Now, my friends are in competition. They are double-booking. There are 3 separate parties on one day alone. How do I choose? Who do I insult? I rescheduled with one set of friends so I'd be able to go to another friend's party. And now there's another conflict with the first set of friends; I'm not rescheduling first set of friends again.

And I haven't even mentioned eight days of playing dreidel.

Thank Gd I'm blessed with such problems. But maybe, I could be a little less blessed?

20 December 2005

The computer thinks I’m dumb

A History repeats entry

So here I am, I'm trying to register on an infertility site, so I can read and post in the forum with my questions. Except, it's not accepting my long-held moniker. I've been using this same user ID for 20 years. Yep, used it back in the ol' mainframe days. But it won't accept it and it won't tell me why (someone else has it? it's some vile curse word in Hebrew or Yiddish? Not enough characters? WHAT IS IT?).
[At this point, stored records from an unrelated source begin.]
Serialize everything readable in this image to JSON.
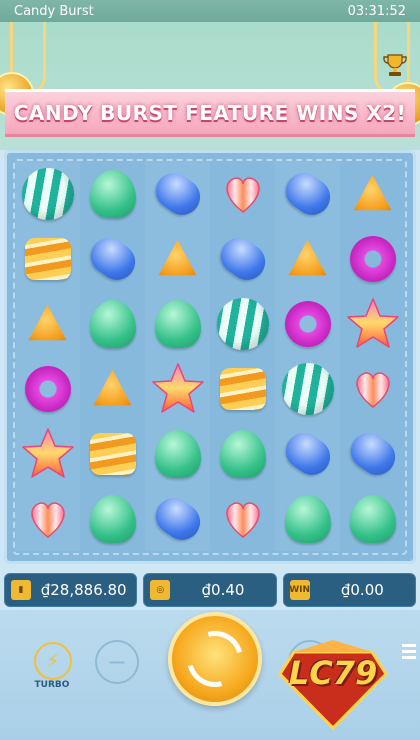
{
  "window": {
    "title": "Candy Burst",
    "clock": "03:31:52"
  },
  "banner": {
    "text": "CANDY BURST FEATURE WINS X2!"
  },
  "board": {
    "rows": [
      [
        "ball",
        "gum",
        "bean",
        "heart",
        "bean",
        "tri"
      ],
      [
        "caramel",
        "bean",
        "tri",
        "bean",
        "tri",
        "donut"
      ],
      [
        "tri",
        "gum",
        "gum",
        "ball",
        "donut",
        "star"
      ],
      [
        "donut",
        "tri",
        "star",
        "caramel",
        "ball",
        "heart"
      ],
      [
        "star",
        "caramel",
        "gum",
        "gum",
        "bean",
        "bean"
      ],
      [
        "heart",
        "gum",
        "bean",
        "heart",
        "gum",
        "gum"
      ]
    ]
  },
  "status": {
    "balance": "₫28,886.80",
    "bet": "₫0.40",
    "win": "₫0.00",
    "win_icon_text": "WIN"
  },
  "controls": {
    "turbo_label": "TURBO",
    "minus": "−",
    "plus": "+"
  },
  "logo": {
    "text": "LC79"
  },
  "colors": {
    "banner": "#f6a6bb",
    "board": "#86b9dc",
    "stat_bg": "#2b5f82",
    "spin": "#f6a91f"
  }
}
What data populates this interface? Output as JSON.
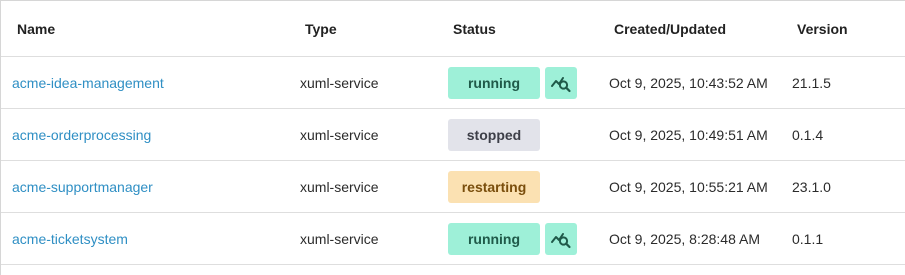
{
  "columns": {
    "name": "Name",
    "type": "Type",
    "status": "Status",
    "created": "Created/Updated",
    "version": "Version"
  },
  "rows": [
    {
      "name": "acme-idea-management",
      "type": "xuml-service",
      "status": "running",
      "created": "Oct 9, 2025, 10:43:52 AM",
      "version": "21.1.5"
    },
    {
      "name": "acme-orderprocessing",
      "type": "xuml-service",
      "status": "stopped",
      "created": "Oct 9, 2025, 10:49:51 AM",
      "version": "0.1.4"
    },
    {
      "name": "acme-supportmanager",
      "type": "xuml-service",
      "status": "restarting",
      "created": "Oct 9, 2025, 10:55:21 AM",
      "version": "23.1.0"
    },
    {
      "name": "acme-ticketsystem",
      "type": "xuml-service",
      "status": "running",
      "created": "Oct 9, 2025, 8:28:48 AM",
      "version": "0.1.1"
    }
  ],
  "icons": {
    "monitor": "chart-search-icon"
  },
  "colors": {
    "link": "#2f8fc4",
    "running": "#9ef0d8",
    "stopped": "#e2e3ea",
    "restarting": "#fbe1b2"
  }
}
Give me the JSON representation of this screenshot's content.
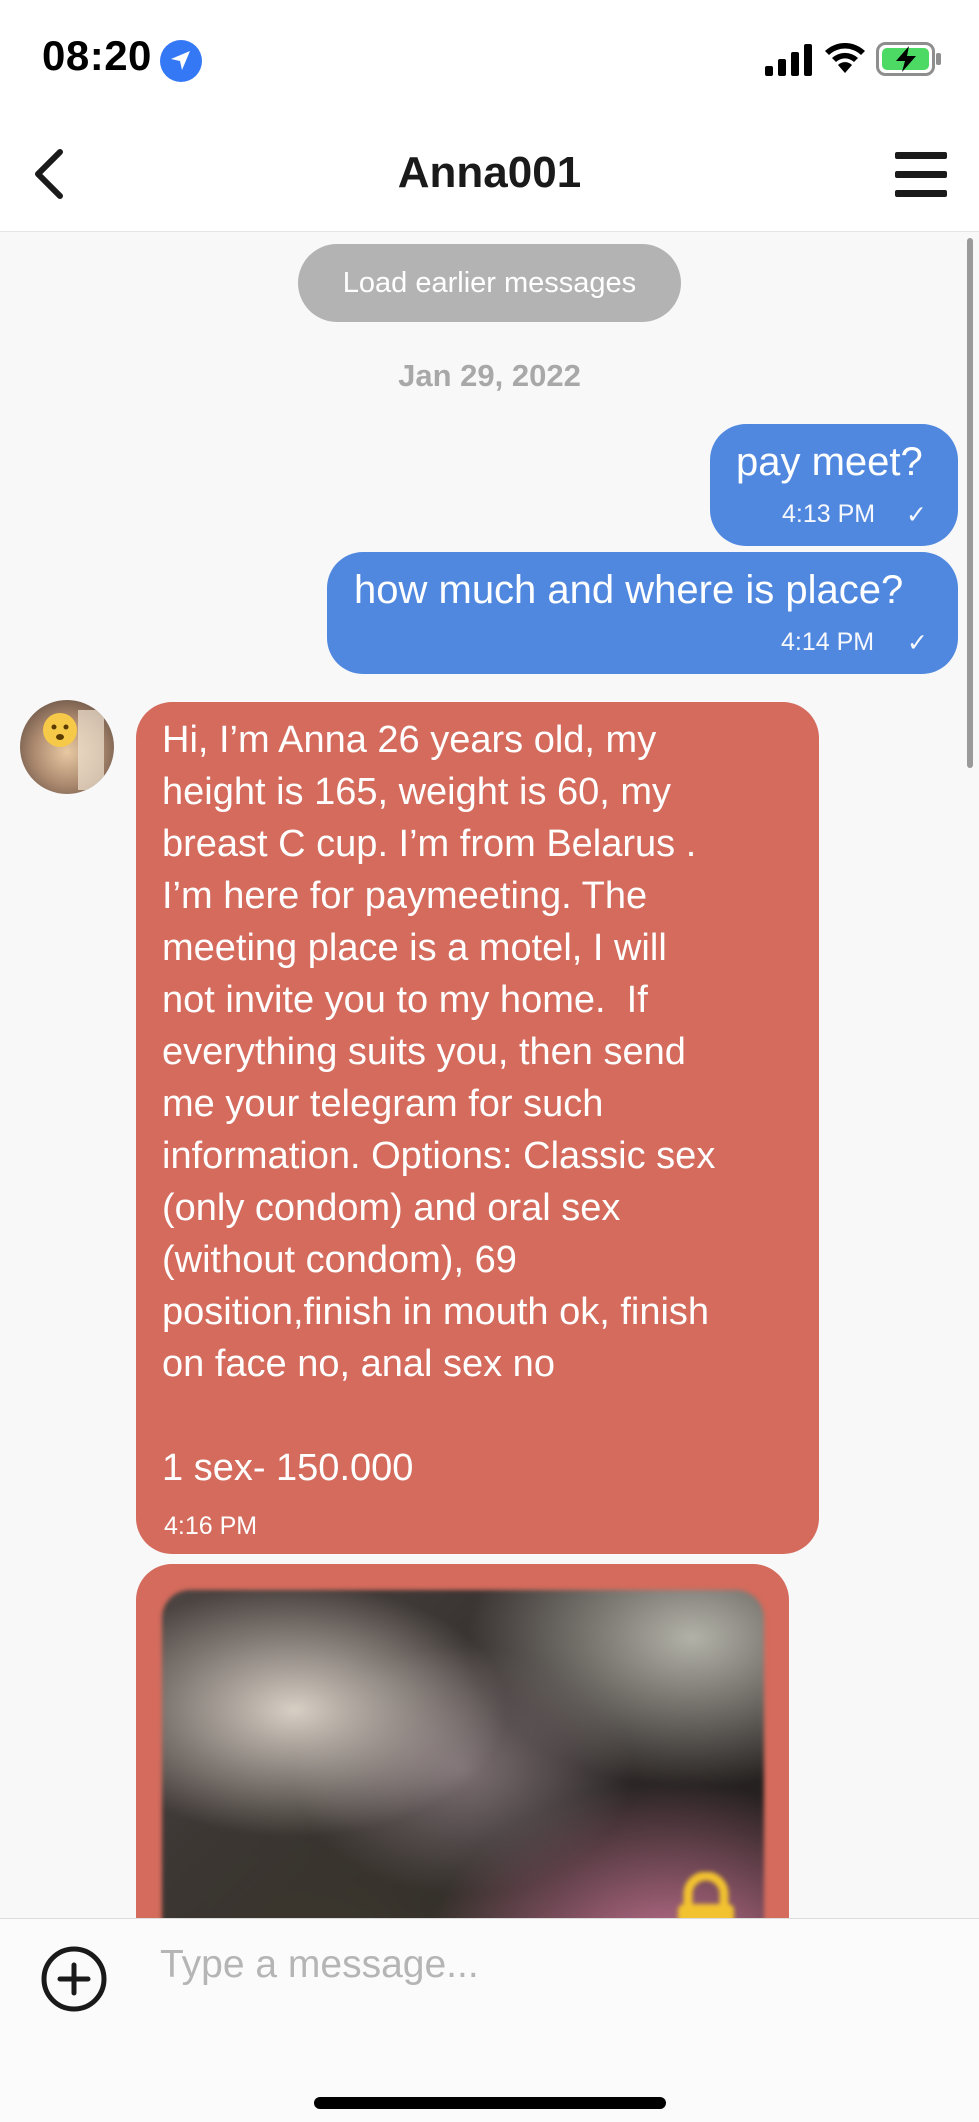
{
  "status_bar": {
    "time": "08:20",
    "icons": [
      "location-arrow-icon",
      "cellular-signal-icon",
      "wifi-icon",
      "battery-charging-icon"
    ]
  },
  "header": {
    "title": "Anna001",
    "icons": [
      "back-chevron-icon",
      "hamburger-menu-icon"
    ]
  },
  "conversation": {
    "load_earlier_label": "Load earlier messages",
    "date_label": "Jan 29, 2022",
    "outgoing": [
      {
        "text": "pay meet?",
        "time": "4:13 PM",
        "status": "✓"
      },
      {
        "text": "how much and where is place?",
        "time": "4:14 PM",
        "status": "✓"
      }
    ],
    "incoming": [
      {
        "text": "Hi, I’m Anna 26 years old, my\nheight is 165, weight is 60, my\nbreast C cup. I’m from Belarus .\nI’m here for paymeeting. The\nmeeting place is a motel, I will\nnot invite you to my home.  If\neverything suits you, then send\nme your telegram for such\ninformation. Options: Classic sex\n(only condom) and oral sex\n(without condom), 69\nposition,finish in mouth ok, finish\non face no, anal sex no\n\n1 sex- 150.000",
        "time": "4:16 PM"
      }
    ],
    "locked_image": {
      "icon": "lock-icon",
      "locked": true
    }
  },
  "composer": {
    "placeholder": "Type a message...",
    "add_icon": "plus-circle-icon"
  },
  "colors": {
    "outgoing_bubble": "#5088e0",
    "incoming_bubble": "#d46b5c",
    "load_earlier_bg": "#b3b3b3",
    "location_blue": "#3478f6",
    "battery_green": "#4cd964",
    "lock_yellow": "#f2c230"
  }
}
Now I'm completely frustrated, I lose my cool and I grumble at the computer: "This is..." and I type, "Stupid." And I hit the Enter key with all my frustration.

And the damn program accepts it.

Great.

Now my ID on this site is

Stupid.

As if my ego weren't battered enough.

17 December 2005

History repeats

I started writing "blog" entries many, many moons ago before we even started the IVF process. I thought I might want to start my own blog, for cathartic reasons. But then I got too caught up in the IVF ride, and I honestly thought I had nothing special to add to everyone else's stories, so I forgot about it.

For therapy my own amusement, I will be posting those entries here. I didn't make note of the original dates, but it's not really important. I will, however, note when I am posting an historical entry rather than something current. I'm easily confused and don't want to beffudle myself into thinking I'm in the midst of another cycle.

Go forth and read.

16 December 2005

What's her story?

Really. Who do I think I am starting a blog? What do I have to contribute that's new and different? Count me in the infertility crowd - well, I could blog about that, right? Yep, like I could blog smarter and funnier than Tertia, Julie and Getupgrrl. Well, okay, but we're dealing with male infertility. Yup, so's Amanda. Fine, then. What about infertility from an Orthodox Jewish perspective. Oh, that would be Persephone and Wessel - been there, done that. Then how about I blog about my ever-growing collection of dusbunnies?? ::sigh:: Yes. Even that's been done.

I don't even think I'm that interesting a writer. But what the heck, I've read some pretty snooze-inducing blogs (not any blogs in my links, though!) that still manage to elicit reader feedback (er, comments), so why shouldn't I dive into the pool, too? Although being a religious Jew, I'd have to wait until women's-only swim time. But of course, with my hormone-induced abnormally bloated belly, I'm too self-conscious to wear a swimsuit in the privacy of my bedroom, never mind a public pool.

But I digress.

Anyway, hello and welcome. Thanks for giving me a read. I hope I can be interesting, or at least entertaining, to someone. If you like me and stick around, I'll let you be my new best friend!

(like my use of gratuitous links right in my very first post?! I'm shameless.)